Background
Gotthilf Heinrich Ernst Mühlenberg was born on November 17, 1753, at Trappe, Pennsylvania, the fifth child and third son of Henry Melchior Mühlenberg and Anna Maria Weiser.
Gotthilf Heinrich Ernst Mühlenberg was born on November 17, 1753, at Trappe, Pennsylvania, the fifth child and third son of Henry Melchior Mühlenberg and Anna Maria Weiser.
Accompanied by his brothers, John Peter Gabriel and Frederick Augustus Conrad Mühlenberg, he was sent to Germany in April 1763 to be educated at Halle. There he spent six years in the Waisenhaus, mastering Greek, Latin, Hebrew, and French, and exhibiting at times a spirit as fiery as that of his brother Peter.
In September 1769 Mühlenberg matriculated at the University, and a year later, with Frederick and their future brother-in-law, John Christopher Kunze, he returned to Philadelphia.
Though Mühlenberg was still a stripling, the members of the Lutheran Ministerium of Pennsylvania were so impressed by his scholarship and had such faith in the Mühlenberg name that they ordained him at Reading, October 25, 1770, with but slight misgiving.
For the next few years he was his father's assistant at Philadelphia and in the Raritan Valley in New Jersey, and in April 1774 he was elected third pastor at Philadelphia.
As the British forces approached Philadelphia, he sent his family to his father's house at New Providence (Trappe), and on September 22, 1777, four days before the occupation, he himself retired thither. After the British withdrawal in June 1778 he returned. In April 1779, as the upshot of a misunderstanding with Kunze, he resigned abruptly.

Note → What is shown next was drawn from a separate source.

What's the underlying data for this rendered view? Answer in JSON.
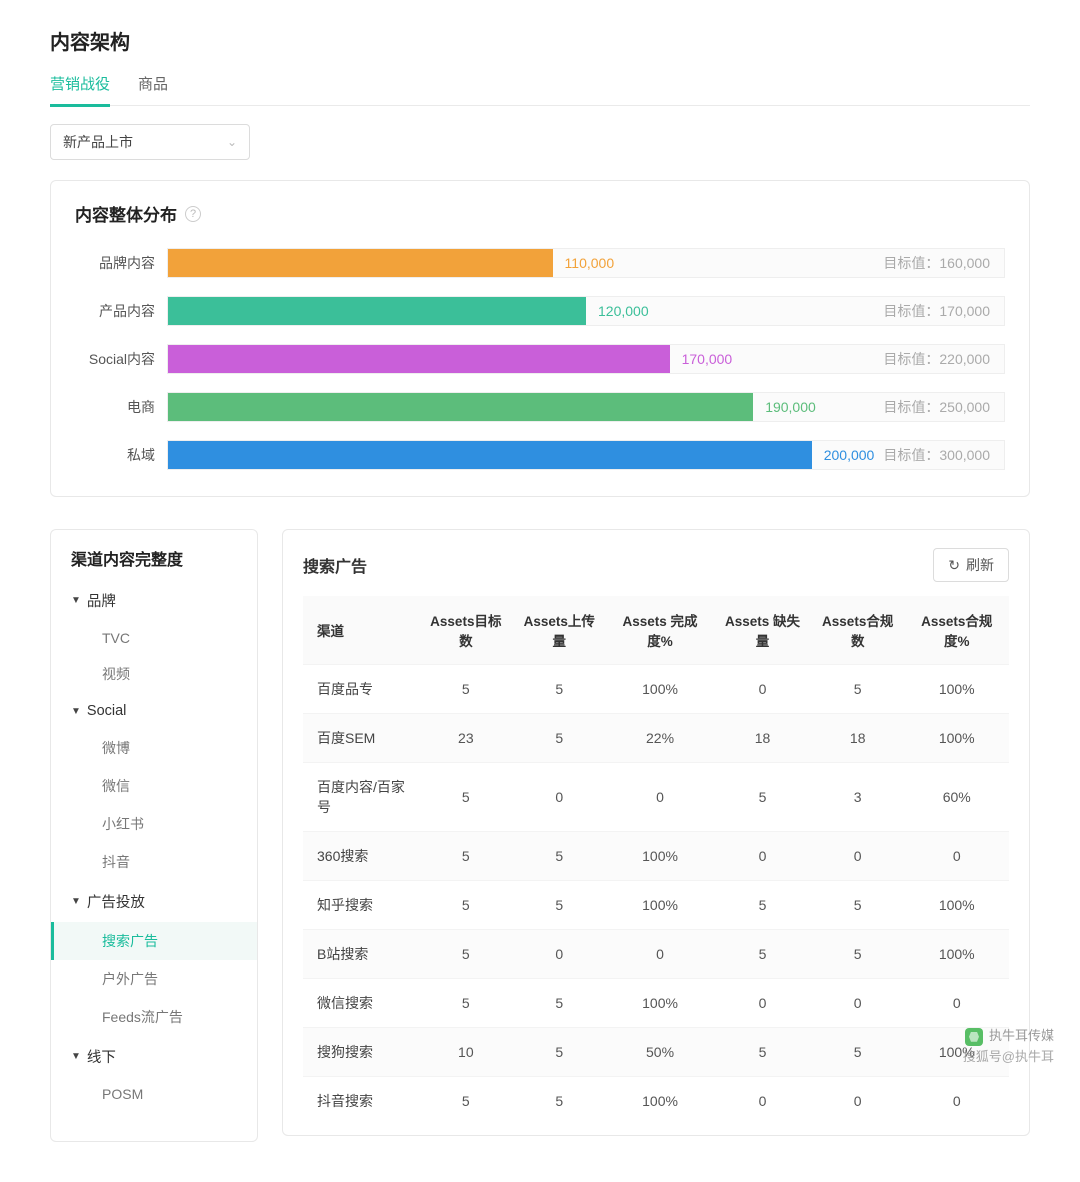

The next year Mühlenberg succeeded J. H. C. Helmuth as pastor of Holy Trinity, Lancaster, where he remained till his death thirty-five years later. He was secretary of the Ministerium of Pennsylvania for six terms and president for eleven. He was the first president (1787) of Franklin College.
Mühlenberg began the study of botany in the spring of 1778 during his enforced rustication and was an accomplished botanist when Johann David Schöpf visited him in 1783. Schöpf gave him confidence in the soundness and value of his work and brought him into correspondence with various European botanists. Thereafter Mühlenberg exchanged letters and specimens with scientists in England, France, Switzerland, Germany, and Sweden, and was elected to honorary membership in several learned societies. In his own country he was even better known.

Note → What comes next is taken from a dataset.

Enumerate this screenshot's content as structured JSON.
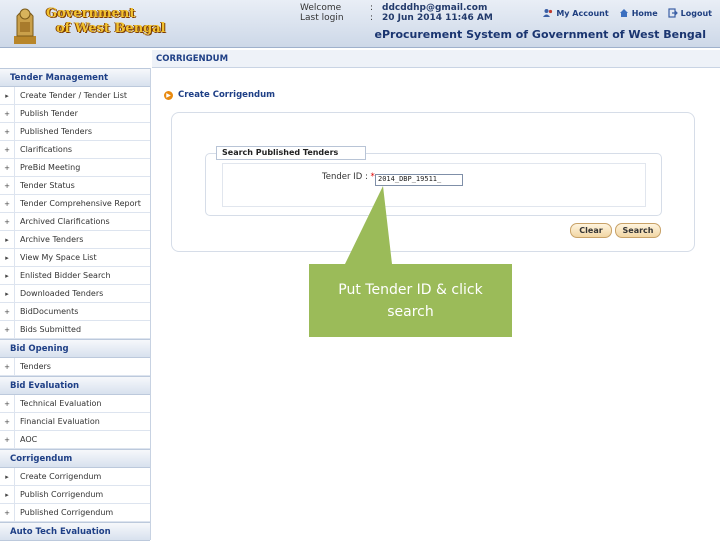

Mühlenberg did as much field work as his arduous professional duties would permit, kept a calendar of the flowering plants of his neighborhood, and by 1791 had listed more than 1, 100 plants growing within three miles of Lancaster. In the precision and accuracy of his descriptions, his scrupulous regard for correct nomenclature, his aversion to splitting species into numerous varieties on the basis of minute variations, and his recognition of the necessity for collaborative effort in compiling a complete flora of North America, he was a true forerunner of Torrey and Gray. He also gave much attention to the economic and medicinal uses of plants.

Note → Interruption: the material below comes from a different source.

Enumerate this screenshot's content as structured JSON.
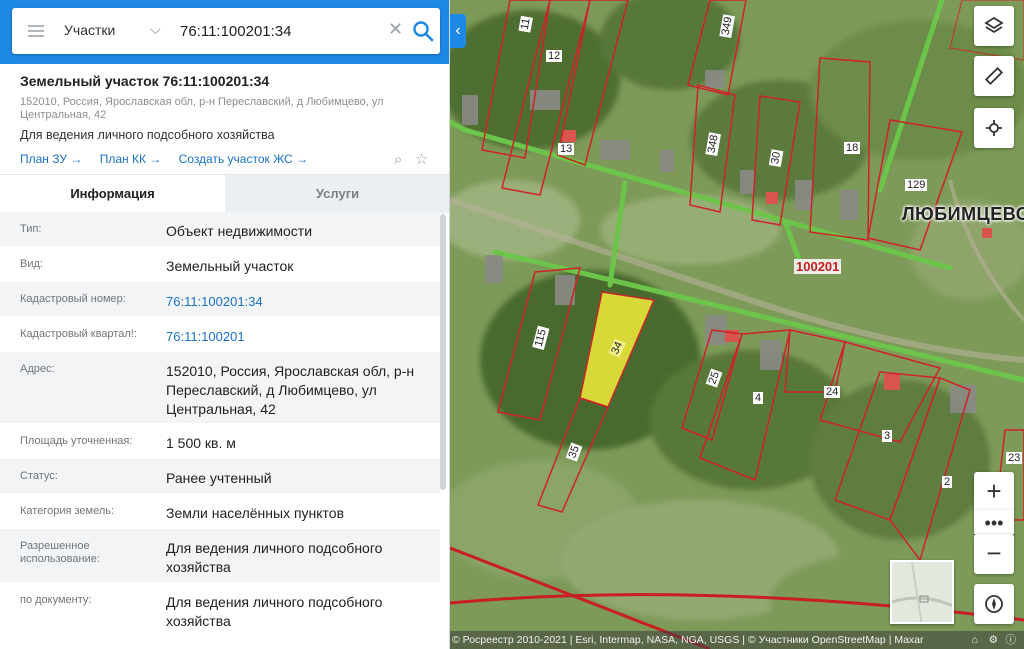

His total contribution to descriptive botany - some hundred species and varieties - is the more remarkable because of the restricted area that he explored personally.
In later life Mühlenberg suffered repeated apoplectic attacks, to which he finally succumbed on May 23, 1815. He was buried in his churchyard at Lancaster, Pennsylvania.
A representative both of the later phase of German Pietism and of the Enlightenment, Gotthilf Mühlenberg was a man of exemplary character and great personal charm. In his prime he had a strong body and enjoyed traveling on foot between Lancaster and Philadelphia, a distance of more than sixty miles.
On July 26. 1774, Gotthilf Heinrich Ernst Mühlenberg married Mary Catharine Hall of Philadelphia, who bore him four sons and four daughters.